We bought that iPad and then sighed heavily as someone walked by with the Asus Transformer Prime tablet. We looked at our iPad2, trying to love it as much as we would have loved eating cheeseburgers for the next year instead of ramen—or maybe that’s just me.
But with the new wave of technology coming soon, I will take it upon myself, completely unasked—and maybe unwanted—to regurgitate my opinion and force you to read it in the hopes that I can help someone, somewhere out there, to better understand the technological frontier we are currently perched on.
I know you join me in your excitement for Windows 8. Not for the software exactly, but for the flood of new hardware that is slated to arrive with it. And since you are like me, playing with all the touch screen computers and tablets, pretending to be flying a spaceship or hacking into a super secure bank vault or something, your dreams are about to come true.
Microsoft’s new Windows 8 and the metro-style option designed for touch screens is coming soon. It still has the standard look as an option similar to Windows 7, which if you actually use you just wasted a ton of money because you probably should have stuck with Windows 7.
Windows 8 will bring on a wave of fun technology based in touch screens that we can play with and pretend we are cool. I plan to sit in the cardboard spaceship I have with a new touch screen and explore the galaxy.
This is an exciting time, but only so long as you aren’t a freshmen. I’ll explain.

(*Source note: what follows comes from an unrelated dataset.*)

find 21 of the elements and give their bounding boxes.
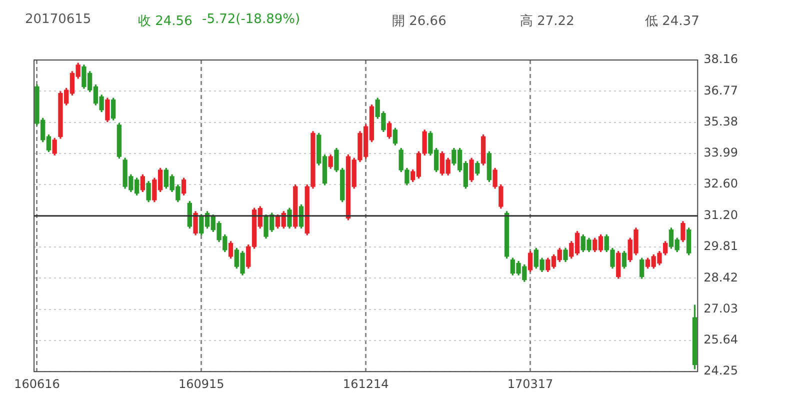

If you haven’t heard, the Windows 8 release date is Oct. 26. That is just long enough after school starts where the lack of a computer would hurt you, but not nearly long enough after you got that old laptop to get a new, cooler one. So get ready for buyers regret, freshmen.
True, there are some good computers out there now. There are good tablets too. But those tablets won’t come close to the Microsoft Surface, the first mainstream piece of tech with software and hardware under one roof.
Yes the first, which some apple fan boys will undoubtedly point out, is false. To whom I will say, you are false. So there. Also, Apple computers are stupid. Because I said so, that’s why. And yes, I do have an iPad2, that’s why I can justly say how stupid Apple is.
There is the possibility of Windows 8 being another Windows Vista, meaning that it will be a bigger disappointment than finding out you are not actually adopted. I don’t think that will happen though.
After announcing the Surface, a major surprise to partner companies like HP and Dell, they need to provide a solid piece of software that will lend itself to selling HP, Dell, etc computers.
To compare it to something popular nowadays, it’s like a dance competition. Your friend Winny wrote this great song for you to dance to, like in those Step-Up movie competitions. Only once at the competition, you find out that Winny made his own dance to the same song and is competing against you, too.
The end result? Winny is a jerk-face unless that song he gave you is amazing.
With that explained, at least freshmen know that it isn’t just them that Microsoft hates. They are pretty rude to their friend companies too.
But being a judge at that dance off is still exciting. Unless you are a freshmen, I guess.
Asus Taichi, which is a tablet and ultrabook, due to the dual screens, is gorgeous. As is Asus Zenbook Prime, and if you couldn’t tell, Asus is awesome.
Acer, Lenovo, Samsung, HP, and every other company not wanting to go out of business, is pumping out ideas to match Windows 8. It’s just really unfortunate that freshmen won’t be able to fully take advantage of this new wave of technology.
And Mac-fan-boys. But they are a lost cause anyway.
Then again, most freshmen haven’t dealt with a computer blue screen the night before a big paper or project was due, or third degree burns on your legs from your laptop, whose fans broke a couple months back and now has to be packed with ice to prevent it from self-destructing. So maybe it is fair.